Дверь в кабинет открылась, вошли брат царя Дмитрий Иванович и его жена Екатерина. Они с удивлением остановились у порога.
Василий Иванович обессиленно опустился в свое кресло и обхватил голову руками. Обильный пот стекал у него со лба.
– Что случилось, Василий Иванович? – с испугом спросил Дмитрий, подошел к столу, наклонился, стал подбирать измятые бумаги и аккуратно складывать их снова на стол.
Екатерина, считавшая себя непревзойденной московской красавицей, невозмутимо присела на креслице, стала поправлять свои наряды. Сегодня она хотела сообщить Василию, что вновь видела, как жена царя долго о чем-то разговаривала с Михаилом Скопиным.
Об этом ей не терпелось скорее сообщить царю. Она знала, как он ревнив, как будет злиться и переживать. От этого она получала наслаждение, потому что понимала, что престарелый муж будет обязательно скандалить со своей женой Марией. Ей всегда хотелось сделать больно этой гордой красавице, которая была выше ее по положению и привлекательнее. Она видела, как мужчины всегда провожают ее долгим взглядом, любуясь красотой и статью царицы. Завидовала и ненавидела ее за все это.
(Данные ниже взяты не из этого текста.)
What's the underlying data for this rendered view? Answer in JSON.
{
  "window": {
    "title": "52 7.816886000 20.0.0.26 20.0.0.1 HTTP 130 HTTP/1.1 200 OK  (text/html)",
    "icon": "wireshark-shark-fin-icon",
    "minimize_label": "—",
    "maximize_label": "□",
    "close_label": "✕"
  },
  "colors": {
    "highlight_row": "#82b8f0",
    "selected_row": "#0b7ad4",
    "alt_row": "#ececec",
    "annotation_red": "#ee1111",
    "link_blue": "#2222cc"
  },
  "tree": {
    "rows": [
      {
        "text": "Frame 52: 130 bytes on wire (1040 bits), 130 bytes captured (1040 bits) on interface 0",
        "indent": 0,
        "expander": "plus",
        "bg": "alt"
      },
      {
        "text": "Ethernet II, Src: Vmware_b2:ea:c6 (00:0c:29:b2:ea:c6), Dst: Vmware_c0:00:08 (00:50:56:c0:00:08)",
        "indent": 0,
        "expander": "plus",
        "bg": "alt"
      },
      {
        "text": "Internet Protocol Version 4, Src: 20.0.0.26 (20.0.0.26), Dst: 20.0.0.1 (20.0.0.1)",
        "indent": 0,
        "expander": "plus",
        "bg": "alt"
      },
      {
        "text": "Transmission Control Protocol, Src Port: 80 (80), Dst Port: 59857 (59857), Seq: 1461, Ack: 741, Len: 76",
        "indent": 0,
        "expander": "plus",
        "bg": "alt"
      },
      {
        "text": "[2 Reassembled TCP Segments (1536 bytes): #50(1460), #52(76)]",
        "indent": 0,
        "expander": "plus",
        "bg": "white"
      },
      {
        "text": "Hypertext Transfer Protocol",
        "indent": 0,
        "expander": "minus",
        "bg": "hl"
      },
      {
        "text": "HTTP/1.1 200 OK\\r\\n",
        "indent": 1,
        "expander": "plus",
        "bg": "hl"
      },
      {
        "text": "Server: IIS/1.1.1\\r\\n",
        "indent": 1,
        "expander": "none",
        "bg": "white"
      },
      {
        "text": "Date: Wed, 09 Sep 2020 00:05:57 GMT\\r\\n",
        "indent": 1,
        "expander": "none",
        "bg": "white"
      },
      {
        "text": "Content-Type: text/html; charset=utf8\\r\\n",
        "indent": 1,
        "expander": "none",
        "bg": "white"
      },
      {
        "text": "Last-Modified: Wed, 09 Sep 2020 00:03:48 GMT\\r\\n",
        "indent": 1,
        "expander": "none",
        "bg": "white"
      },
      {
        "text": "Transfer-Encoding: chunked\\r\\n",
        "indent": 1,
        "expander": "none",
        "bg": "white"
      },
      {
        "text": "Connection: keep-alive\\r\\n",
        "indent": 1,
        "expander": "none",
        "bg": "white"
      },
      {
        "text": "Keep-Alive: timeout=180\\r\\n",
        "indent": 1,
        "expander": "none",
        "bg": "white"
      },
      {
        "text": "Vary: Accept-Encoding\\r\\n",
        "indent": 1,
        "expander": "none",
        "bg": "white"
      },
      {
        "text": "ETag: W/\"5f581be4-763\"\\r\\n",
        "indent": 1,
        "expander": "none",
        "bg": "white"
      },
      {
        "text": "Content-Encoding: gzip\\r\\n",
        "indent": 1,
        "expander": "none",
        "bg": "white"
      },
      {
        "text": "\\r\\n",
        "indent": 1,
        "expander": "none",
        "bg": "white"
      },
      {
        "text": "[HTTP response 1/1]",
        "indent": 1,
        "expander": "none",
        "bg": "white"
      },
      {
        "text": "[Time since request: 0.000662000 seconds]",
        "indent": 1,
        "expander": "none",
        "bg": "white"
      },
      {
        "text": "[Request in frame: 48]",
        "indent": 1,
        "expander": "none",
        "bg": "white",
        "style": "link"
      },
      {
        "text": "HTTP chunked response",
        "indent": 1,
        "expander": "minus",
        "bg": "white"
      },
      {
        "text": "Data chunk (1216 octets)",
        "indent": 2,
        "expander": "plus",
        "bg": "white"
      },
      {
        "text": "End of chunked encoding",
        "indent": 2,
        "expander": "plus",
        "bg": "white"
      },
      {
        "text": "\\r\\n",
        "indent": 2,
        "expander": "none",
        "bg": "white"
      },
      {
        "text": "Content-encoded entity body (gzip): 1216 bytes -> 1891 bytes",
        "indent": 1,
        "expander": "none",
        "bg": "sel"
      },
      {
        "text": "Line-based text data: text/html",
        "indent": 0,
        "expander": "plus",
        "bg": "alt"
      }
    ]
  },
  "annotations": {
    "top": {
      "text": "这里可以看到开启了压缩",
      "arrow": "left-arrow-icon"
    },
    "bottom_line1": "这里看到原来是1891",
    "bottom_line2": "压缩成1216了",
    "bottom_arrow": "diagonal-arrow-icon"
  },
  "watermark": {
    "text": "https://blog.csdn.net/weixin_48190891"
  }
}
Василий Шуйский, взяв одну из грамот, протянув ее Дмитрию, сказал:
– Почитай, что мне верные люди из Путивля сообщают. Будто где-то уже объявился снова царь Дмитрий. Его воевода, Болотников, пришедший из Венгрии с десятью тысячами казаков, набирает новое войско для похода на Москву. Шаховской взбунтовал город Путивль и всю юго-западную округу. Бунтовщики убили и сбросили в воду прежних воевод в Путивле, привели всех жителей города к крестному целованию царю Дмитрию. А вот тебе еще грамота из Царевграда. Там и вовсе объявился какой-то Илейка Муромец, называет себя царевичем Петром. Плывет вверх по Дону, направляется будто в Путивль на соединение с Болотниковым. Почитал! А теперь что скажешь?
Дмитрий Иванович сел в кресло и растерянно глядел на грамоты, не зная, что сказать. Он несколько минут молчал, потом с трудом проговорил:
– Вот, Господь нам надавал царей-самозванцев! Рать надобно готовить, а то получится как с Гришкой Отрепьевым. Придут и возьмут Москву, а нас всех перевешают на стенах Кремля.
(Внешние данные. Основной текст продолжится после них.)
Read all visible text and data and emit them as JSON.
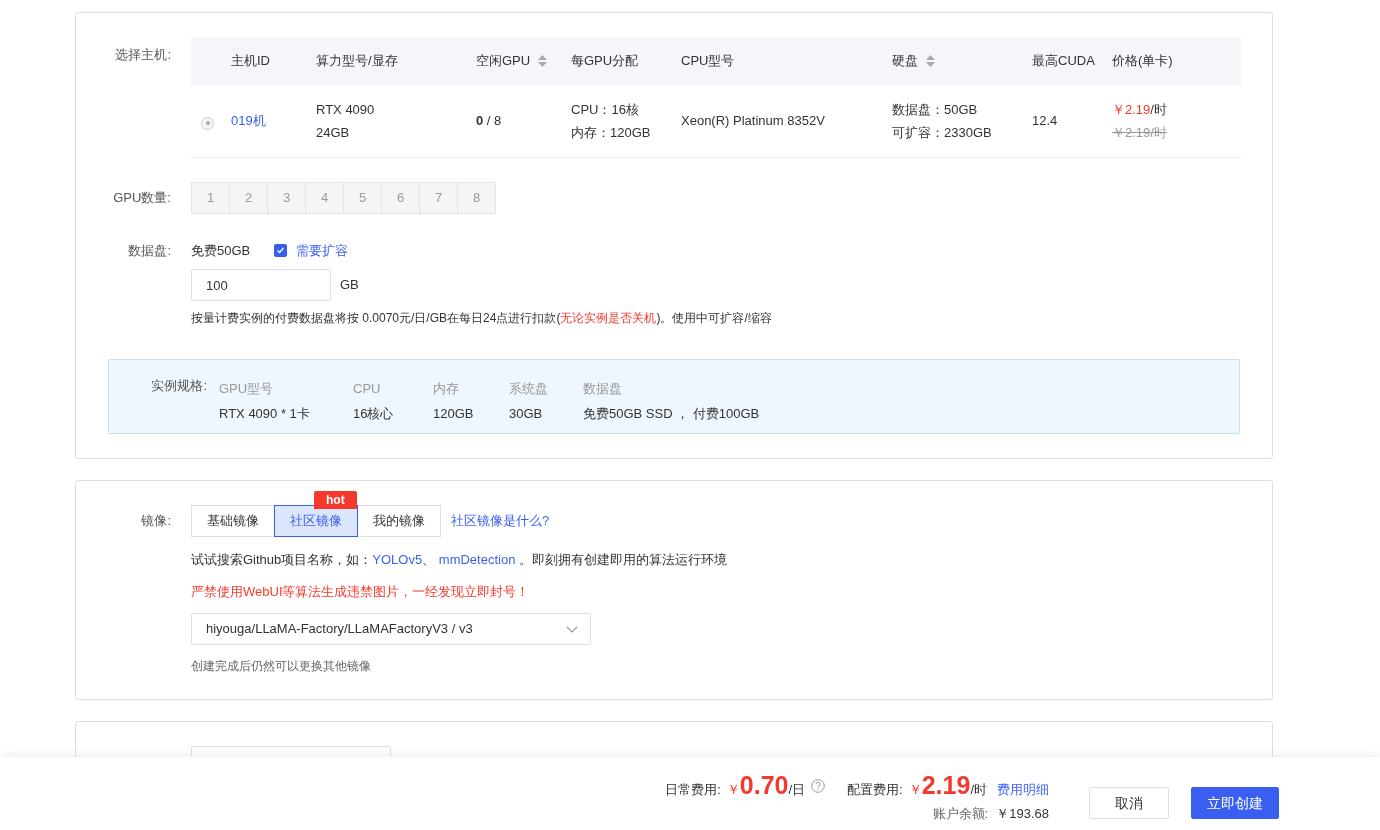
{
  "host_section": {
    "label": "选择主机:",
    "columns": [
      {
        "label": "主机ID",
        "sortable": false
      },
      {
        "label": "算力型号/显存",
        "sortable": false
      },
      {
        "label": "空闲GPU",
        "sortable": true
      },
      {
        "label": "每GPU分配",
        "sortable": false
      },
      {
        "label": "CPU型号",
        "sortable": false
      },
      {
        "label": "硬盘",
        "sortable": true
      },
      {
        "label": "最高CUDA",
        "sortable": false
      },
      {
        "label": "价格(单卡)",
        "sortable": false
      }
    ],
    "rows": [
      {
        "selected": true,
        "disabled": true,
        "id": "019机",
        "gpu_model": "RTX 4090",
        "gpu_memory": "24GB",
        "free_gpu": "0",
        "total_gpu": "/ 8",
        "cpu": "CPU：16核",
        "memory": "内存：120GB",
        "cpu_model": "Xeon(R) Platinum 8352V",
        "data_disk": "数据盘：50GB",
        "expandable": "可扩容：2330GB",
        "cuda": "12.4",
        "price": "￥2.19",
        "price_unit": "/时",
        "original_price": "￥2.19/时"
      }
    ]
  },
  "gpu_count": {
    "label": "GPU数量:",
    "options": [
      {
        "label": "1",
        "disabled": true
      },
      {
        "label": "2",
        "disabled": true
      },
      {
        "label": "3",
        "disabled": true
      },
      {
        "label": "4",
        "disabled": true
      },
      {
        "label": "5",
        "disabled": true
      },
      {
        "label": "6",
        "disabled": true
      },
      {
        "label": "7",
        "disabled": true
      },
      {
        "label": "8",
        "disabled": true
      }
    ]
  },
  "data_disk": {
    "label": "数据盘:",
    "free": "免费50GB",
    "expand": {
      "label": "需要扩容",
      "checked": true
    },
    "size": "100",
    "unit": "GB",
    "note_parts": [
      {
        "kind": "text",
        "text": "按量计费实例的付费数据盘将按 0.0070元/日/GB在每日24点进行扣款("
      },
      {
        "kind": "warning",
        "text": "无论实例是否关机"
      },
      {
        "kind": "text",
        "text": ")。使用中可扩容/缩容"
      }
    ]
  },
  "spec": {
    "label": "实例规格:",
    "items": [
      {
        "name": "GPU型号",
        "value": "RTX 4090 * 1卡"
      },
      {
        "name": "CPU",
        "value": "16核心"
      },
      {
        "name": "内存",
        "value": "120GB"
      },
      {
        "name": "系统盘",
        "value": "30GB"
      },
      {
        "name": "数据盘",
        "value": "免费50GB SSD ， 付费100GB"
      }
    ]
  },
  "image": {
    "label": "镜像:",
    "tabs": [
      {
        "label": "基础镜像",
        "selected": false
      },
      {
        "label": "社区镜像",
        "selected": true,
        "badge": "hot"
      },
      {
        "label": "我的镜像",
        "selected": false
      }
    ],
    "help_link": "社区镜像是什么?",
    "hint_parts": [
      {
        "kind": "text",
        "text": "试试搜索Github项目名称，如："
      },
      {
        "kind": "link",
        "text": "YOLOv5"
      },
      {
        "kind": "text",
        "text": "、 "
      },
      {
        "kind": "link",
        "text": "mmDetection"
      },
      {
        "kind": "text",
        "text": " 。即刻拥有创建即用的算法运行环境"
      }
    ],
    "warning": "严禁使用WebUI等算法生成违禁图片，一经发现立即封号！",
    "select_value": "hiyouga/LLaMA-Factory/LLaMAFactoryV3 / v3",
    "note": "创建完成后仍然可以更换其他镜像"
  },
  "footer": {
    "daily_label": "日常费用:",
    "daily_currency": "￥",
    "daily_amount": "0.70",
    "daily_unit": "/日",
    "config_label": "配置费用:",
    "config_currency": "￥",
    "config_amount": "2.19",
    "config_unit": "/时",
    "details_link": "费用明细",
    "balance_label": "账户余额:",
    "balance": "￥193.68",
    "buttons": [
      {
        "label": "取消",
        "kind": "secondary"
      },
      {
        "label": "立即创建",
        "kind": "primary"
      }
    ]
  }
}
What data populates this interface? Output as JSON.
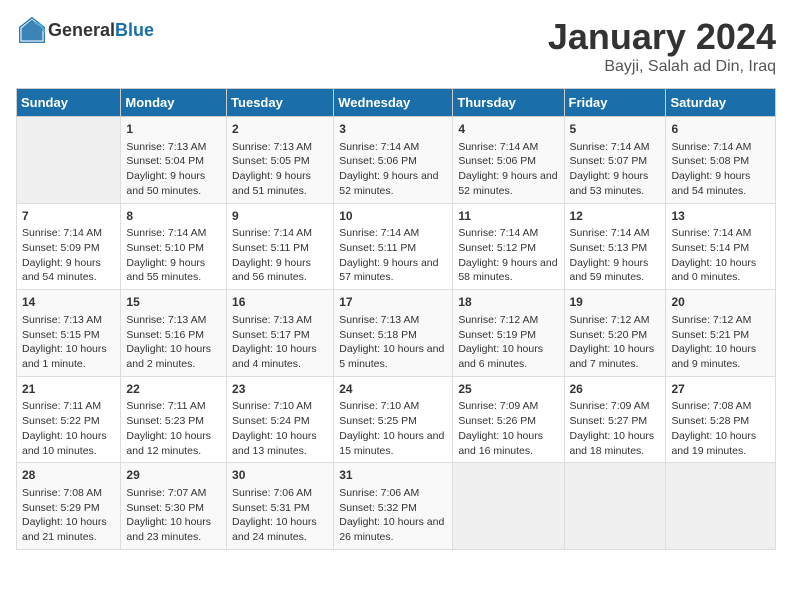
{
  "header": {
    "logo_general": "General",
    "logo_blue": "Blue",
    "month_title": "January 2024",
    "location": "Bayji, Salah ad Din, Iraq"
  },
  "weekdays": [
    "Sunday",
    "Monday",
    "Tuesday",
    "Wednesday",
    "Thursday",
    "Friday",
    "Saturday"
  ],
  "weeks": [
    [
      {
        "date": "",
        "sunrise": "",
        "sunset": "",
        "daylight": ""
      },
      {
        "date": "1",
        "sunrise": "Sunrise: 7:13 AM",
        "sunset": "Sunset: 5:04 PM",
        "daylight": "Daylight: 9 hours and 50 minutes."
      },
      {
        "date": "2",
        "sunrise": "Sunrise: 7:13 AM",
        "sunset": "Sunset: 5:05 PM",
        "daylight": "Daylight: 9 hours and 51 minutes."
      },
      {
        "date": "3",
        "sunrise": "Sunrise: 7:14 AM",
        "sunset": "Sunset: 5:06 PM",
        "daylight": "Daylight: 9 hours and 52 minutes."
      },
      {
        "date": "4",
        "sunrise": "Sunrise: 7:14 AM",
        "sunset": "Sunset: 5:06 PM",
        "daylight": "Daylight: 9 hours and 52 minutes."
      },
      {
        "date": "5",
        "sunrise": "Sunrise: 7:14 AM",
        "sunset": "Sunset: 5:07 PM",
        "daylight": "Daylight: 9 hours and 53 minutes."
      },
      {
        "date": "6",
        "sunrise": "Sunrise: 7:14 AM",
        "sunset": "Sunset: 5:08 PM",
        "daylight": "Daylight: 9 hours and 54 minutes."
      }
    ],
    [
      {
        "date": "7",
        "sunrise": "Sunrise: 7:14 AM",
        "sunset": "Sunset: 5:09 PM",
        "daylight": "Daylight: 9 hours and 54 minutes."
      },
      {
        "date": "8",
        "sunrise": "Sunrise: 7:14 AM",
        "sunset": "Sunset: 5:10 PM",
        "daylight": "Daylight: 9 hours and 55 minutes."
      },
      {
        "date": "9",
        "sunrise": "Sunrise: 7:14 AM",
        "sunset": "Sunset: 5:11 PM",
        "daylight": "Daylight: 9 hours and 56 minutes."
      },
      {
        "date": "10",
        "sunrise": "Sunrise: 7:14 AM",
        "sunset": "Sunset: 5:11 PM",
        "daylight": "Daylight: 9 hours and 57 minutes."
      },
      {
        "date": "11",
        "sunrise": "Sunrise: 7:14 AM",
        "sunset": "Sunset: 5:12 PM",
        "daylight": "Daylight: 9 hours and 58 minutes."
      },
      {
        "date": "12",
        "sunrise": "Sunrise: 7:14 AM",
        "sunset": "Sunset: 5:13 PM",
        "daylight": "Daylight: 9 hours and 59 minutes."
      },
      {
        "date": "13",
        "sunrise": "Sunrise: 7:14 AM",
        "sunset": "Sunset: 5:14 PM",
        "daylight": "Daylight: 10 hours and 0 minutes."
      }
    ],
    [
      {
        "date": "14",
        "sunrise": "Sunrise: 7:13 AM",
        "sunset": "Sunset: 5:15 PM",
        "daylight": "Daylight: 10 hours and 1 minute."
      },
      {
        "date": "15",
        "sunrise": "Sunrise: 7:13 AM",
        "sunset": "Sunset: 5:16 PM",
        "daylight": "Daylight: 10 hours and 2 minutes."
      },
      {
        "date": "16",
        "sunrise": "Sunrise: 7:13 AM",
        "sunset": "Sunset: 5:17 PM",
        "daylight": "Daylight: 10 hours and 4 minutes."
      },
      {
        "date": "17",
        "sunrise": "Sunrise: 7:13 AM",
        "sunset": "Sunset: 5:18 PM",
        "daylight": "Daylight: 10 hours and 5 minutes."
      },
      {
        "date": "18",
        "sunrise": "Sunrise: 7:12 AM",
        "sunset": "Sunset: 5:19 PM",
        "daylight": "Daylight: 10 hours and 6 minutes."
      },
      {
        "date": "19",
        "sunrise": "Sunrise: 7:12 AM",
        "sunset": "Sunset: 5:20 PM",
        "daylight": "Daylight: 10 hours and 7 minutes."
      },
      {
        "date": "20",
        "sunrise": "Sunrise: 7:12 AM",
        "sunset": "Sunset: 5:21 PM",
        "daylight": "Daylight: 10 hours and 9 minutes."
      }
    ],
    [
      {
        "date": "21",
        "sunrise": "Sunrise: 7:11 AM",
        "sunset": "Sunset: 5:22 PM",
        "daylight": "Daylight: 10 hours and 10 minutes."
      },
      {
        "date": "22",
        "sunrise": "Sunrise: 7:11 AM",
        "sunset": "Sunset: 5:23 PM",
        "daylight": "Daylight: 10 hours and 12 minutes."
      },
      {
        "date": "23",
        "sunrise": "Sunrise: 7:10 AM",
        "sunset": "Sunset: 5:24 PM",
        "daylight": "Daylight: 10 hours and 13 minutes."
      },
      {
        "date": "24",
        "sunrise": "Sunrise: 7:10 AM",
        "sunset": "Sunset: 5:25 PM",
        "daylight": "Daylight: 10 hours and 15 minutes."
      },
      {
        "date": "25",
        "sunrise": "Sunrise: 7:09 AM",
        "sunset": "Sunset: 5:26 PM",
        "daylight": "Daylight: 10 hours and 16 minutes."
      },
      {
        "date": "26",
        "sunrise": "Sunrise: 7:09 AM",
        "sunset": "Sunset: 5:27 PM",
        "daylight": "Daylight: 10 hours and 18 minutes."
      },
      {
        "date": "27",
        "sunrise": "Sunrise: 7:08 AM",
        "sunset": "Sunset: 5:28 PM",
        "daylight": "Daylight: 10 hours and 19 minutes."
      }
    ],
    [
      {
        "date": "28",
        "sunrise": "Sunrise: 7:08 AM",
        "sunset": "Sunset: 5:29 PM",
        "daylight": "Daylight: 10 hours and 21 minutes."
      },
      {
        "date": "29",
        "sunrise": "Sunrise: 7:07 AM",
        "sunset": "Sunset: 5:30 PM",
        "daylight": "Daylight: 10 hours and 23 minutes."
      },
      {
        "date": "30",
        "sunrise": "Sunrise: 7:06 AM",
        "sunset": "Sunset: 5:31 PM",
        "daylight": "Daylight: 10 hours and 24 minutes."
      },
      {
        "date": "31",
        "sunrise": "Sunrise: 7:06 AM",
        "sunset": "Sunset: 5:32 PM",
        "daylight": "Daylight: 10 hours and 26 minutes."
      },
      {
        "date": "",
        "sunrise": "",
        "sunset": "",
        "daylight": ""
      },
      {
        "date": "",
        "sunrise": "",
        "sunset": "",
        "daylight": ""
      },
      {
        "date": "",
        "sunrise": "",
        "sunset": "",
        "daylight": ""
      }
    ]
  ]
}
– Все понятно, надо готовить полки, чтобы отбиться от этих царей. Только вот кто полки-то поведет? Нет ни на кого надежы. Кругом измена, кругом предательство. Наверно, тебе, Дмитрий Иванович, придется вести полки против врагов.
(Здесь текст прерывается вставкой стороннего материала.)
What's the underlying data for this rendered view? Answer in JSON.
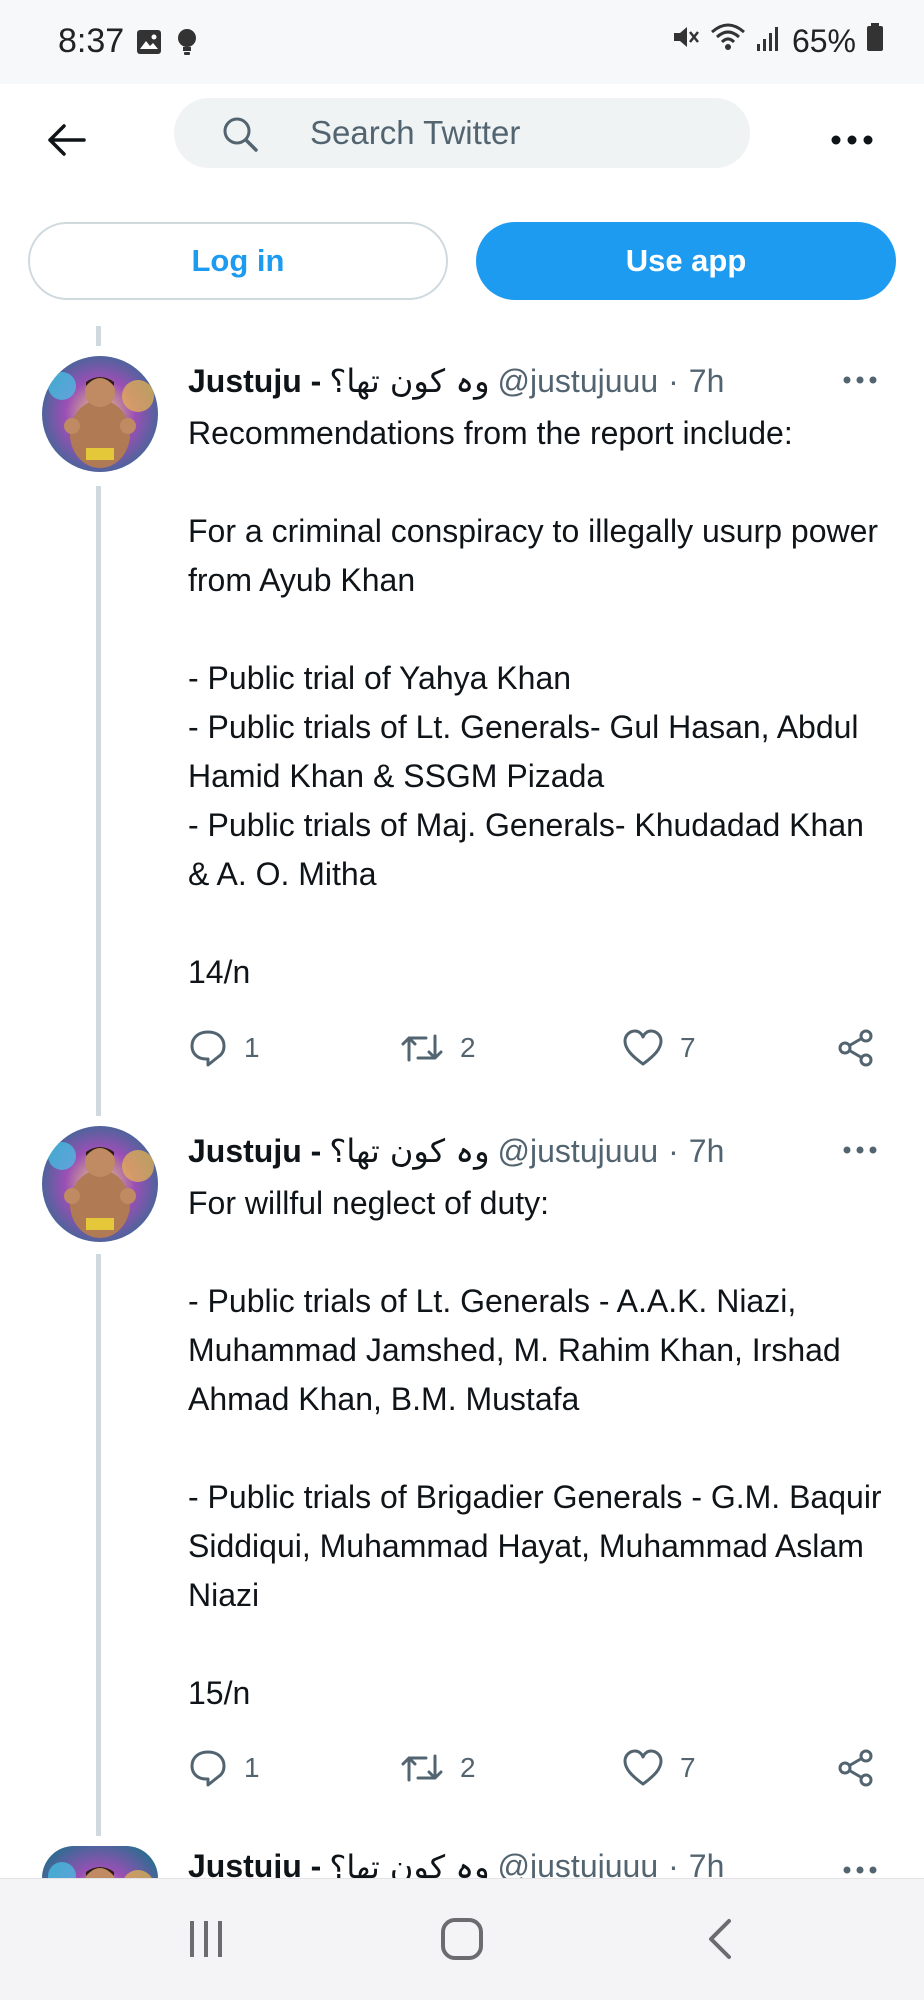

– Я-то что? Я поведу, мне не впервой. Только вот что я тебе скажу, Василий, напрасно ты ко многим с недоверием относишься. Нельзя так! Многие бояре и воеводы хотят служить тебе верой и правдой. Или вот, например, чем плох твой племянник Михаил Скопин? Чем тебе не воин? Да он только и бредит о военных походах и битвах. А сколько книг он об этом перечитал? Ты хоть раз с ним по душам разговаривал?